Los otros dos (el varón obsequioso que pagó las cuentas y ella, la chica del Torito) tomaron sus autos y quedaron en llamarse si sucedía una catástrofe en el alcoholímetro.
Él salió del estacionamiento en su flamante camioneta azul y dobló en sentido contrario, lo que generó un caos tremendo en la calle de los tugurios. Ella se estacionó más adelante para auxiliarlo, ya que una horda de taxistas amenazaban con lincharlo pues él, en su borrachera, le había dado un golpe a la unidad #35 de TAXI EXPRESS.
No supieron bien cómo se zafaron del linchamiento. Él regresó al volante y ella le marcó la ruta más segura a su casa. “Vete por aquí y luego por allá”. Así lo hizo. Él obedeció como un dócil rehén que se deja guiar por un Virgilio algo dudoso.
Ella propuso que fueran hablando por teléfono para evitar que alguno se quedara dormido al volante. Así lo hicieron.

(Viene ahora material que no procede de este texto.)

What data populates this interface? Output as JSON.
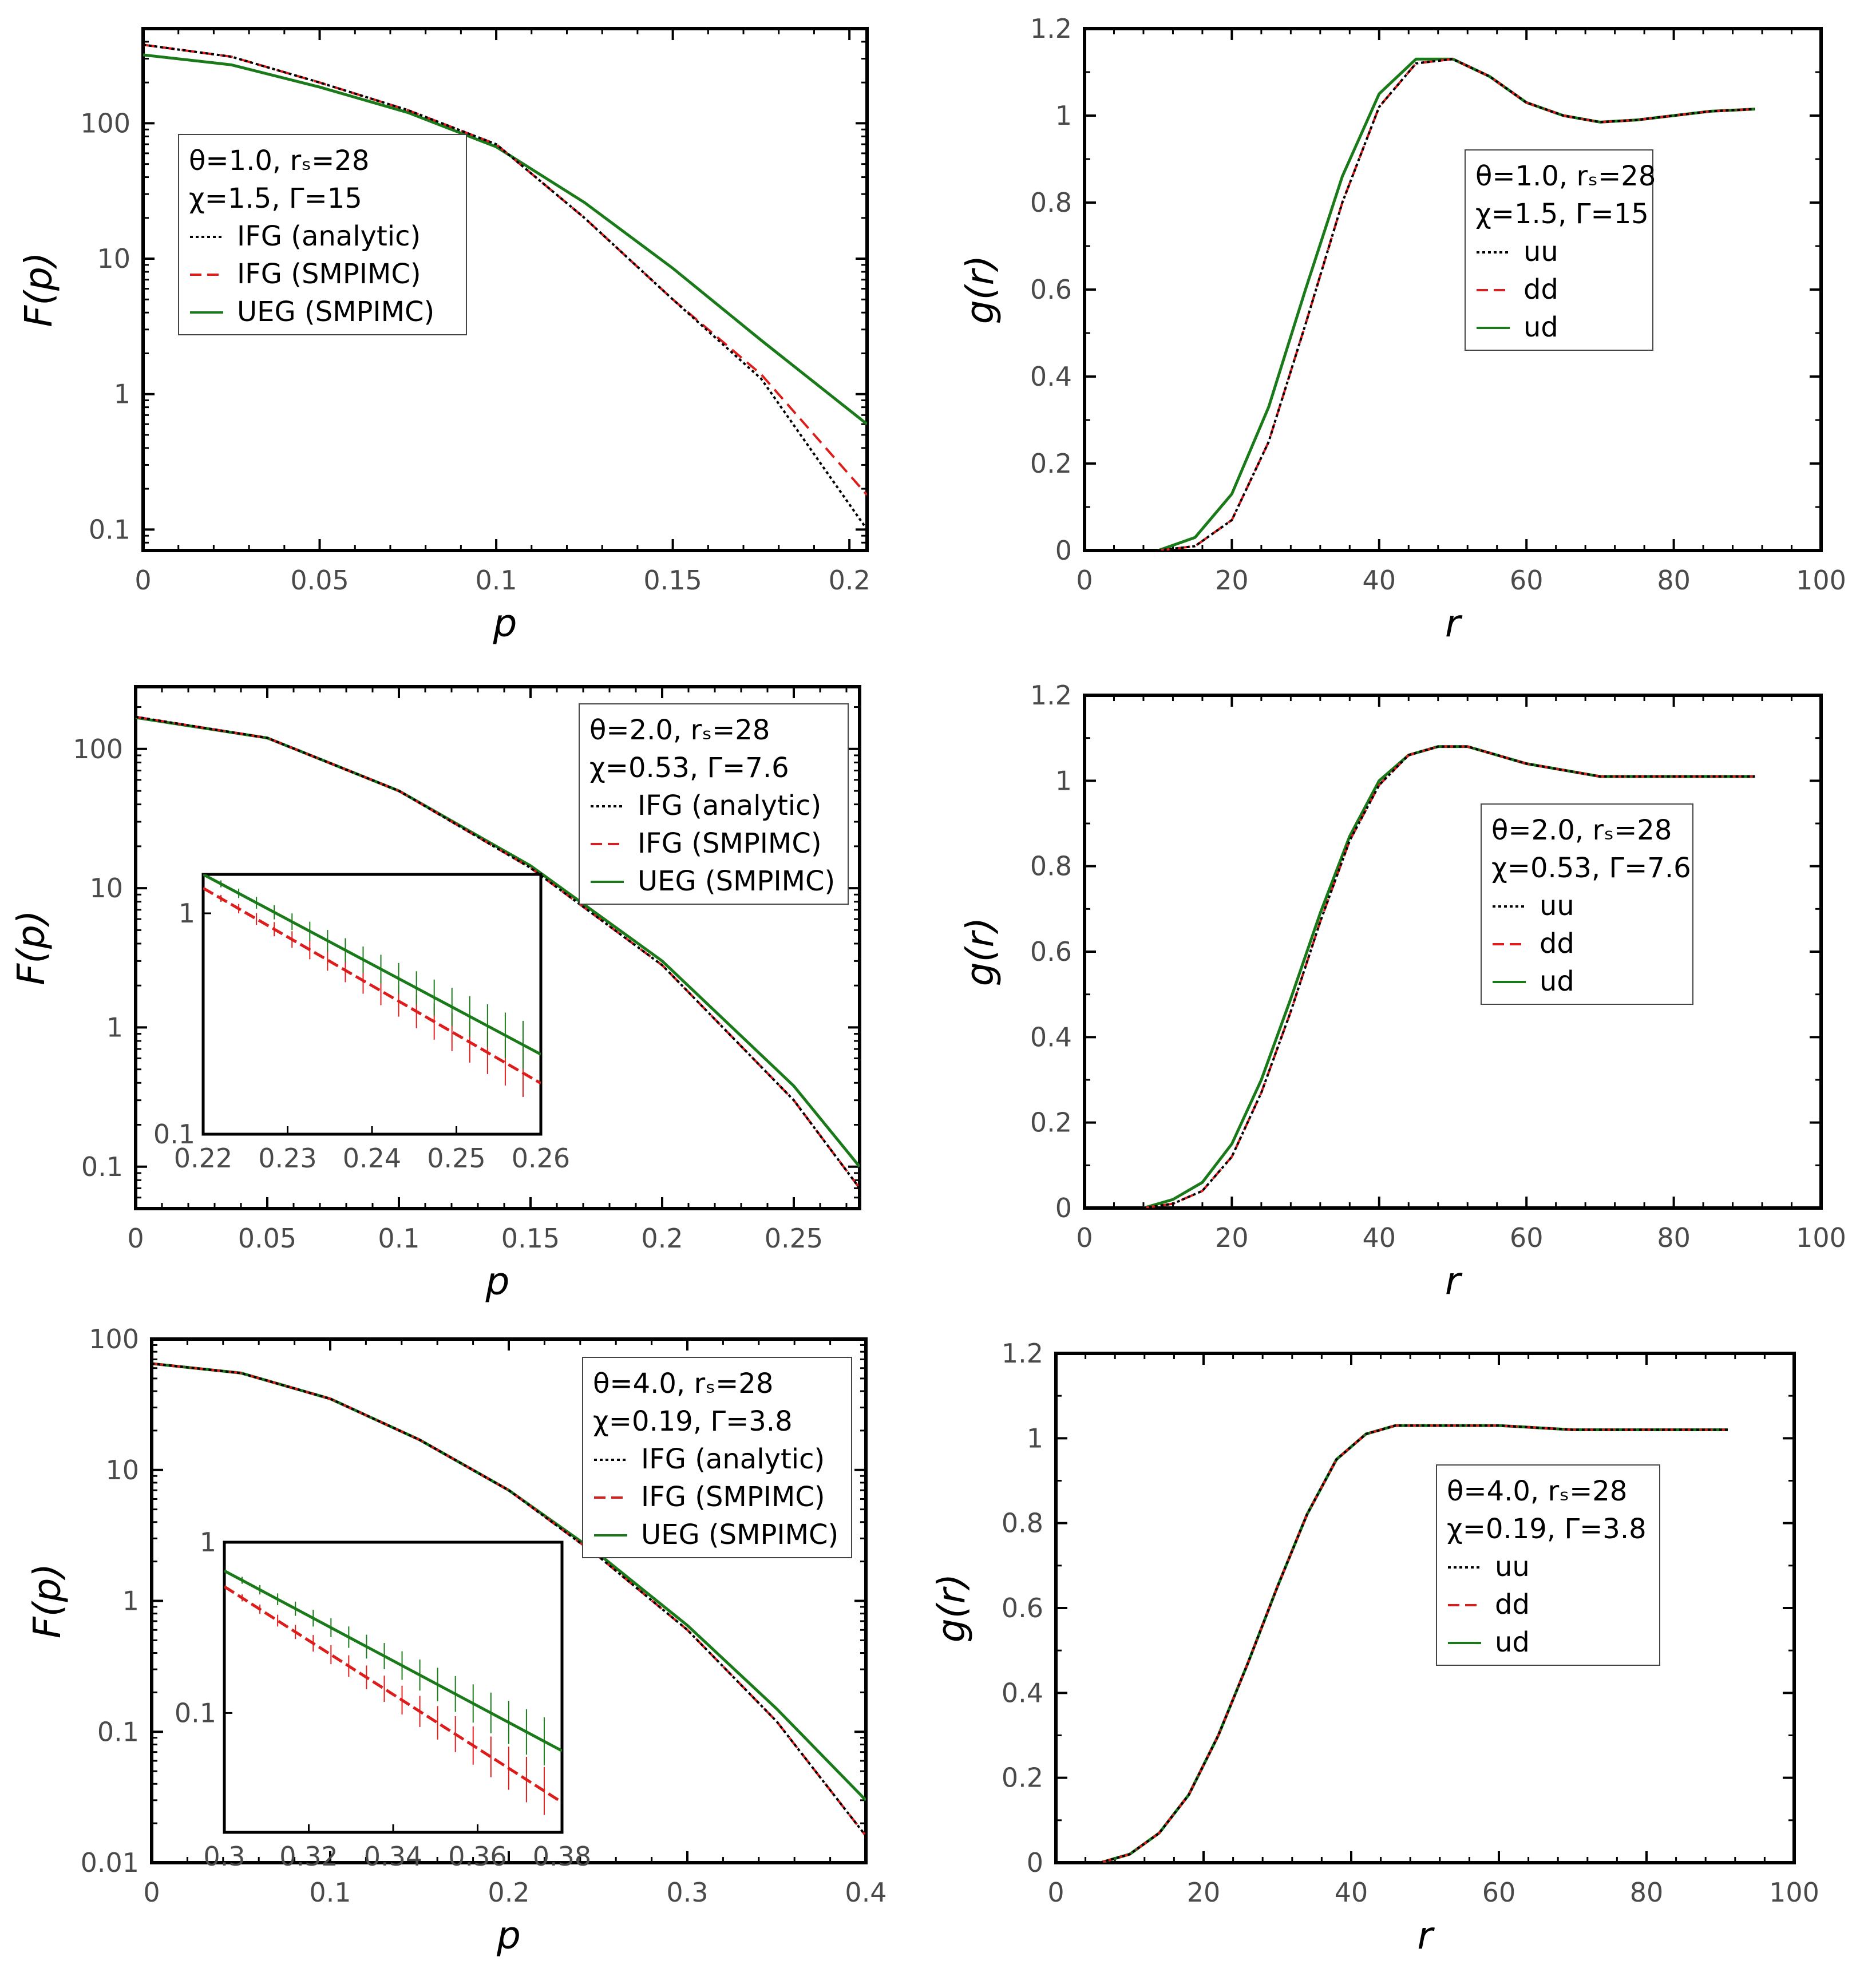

Él llegó a su casa tambaleándose, pero llegó. Seguían hablando, y cuando ella vio que su amigo estaba a salvo, decidió tomar el camino erróneo, que era a su vez el camino correcto.
Llegó a la fila y un uniformado de dijo: “Baje su ventana. ¿Ingirió bebidas alcohólicas?”.
Ella mintió. Ella es experta en mentir.
Ella quería una emoción fuerte y los reguetones no son emociones fuertes para ella.
Ella quería sería ser un orangután borracho en medio de aquel ruido. Creyó que podría ser uno de esos orangutanes que pasaban impunes por las calles de San Andrés.
Ella sabía que no habían sido tres copas, sino las copas necesarias para no pasar desapercibida en el retén.
Ella quería demostrarse que era capaz de no poder seducir a los policías. Ella quería demostrarse que era capaz de estar sola en una celda inmunda: sin teléfono, sin libros, sin Dios.
Ella decidió coronar la noche frente a un juez y no como lo hacen las chicas en estos tiempos: no acabó en una cama extraña con un extraño.
Ella decidió ir al Torito.
Ahora sabe que, aun con tres o veinte copas encima, sigue temiéndole a la inexorable soledad.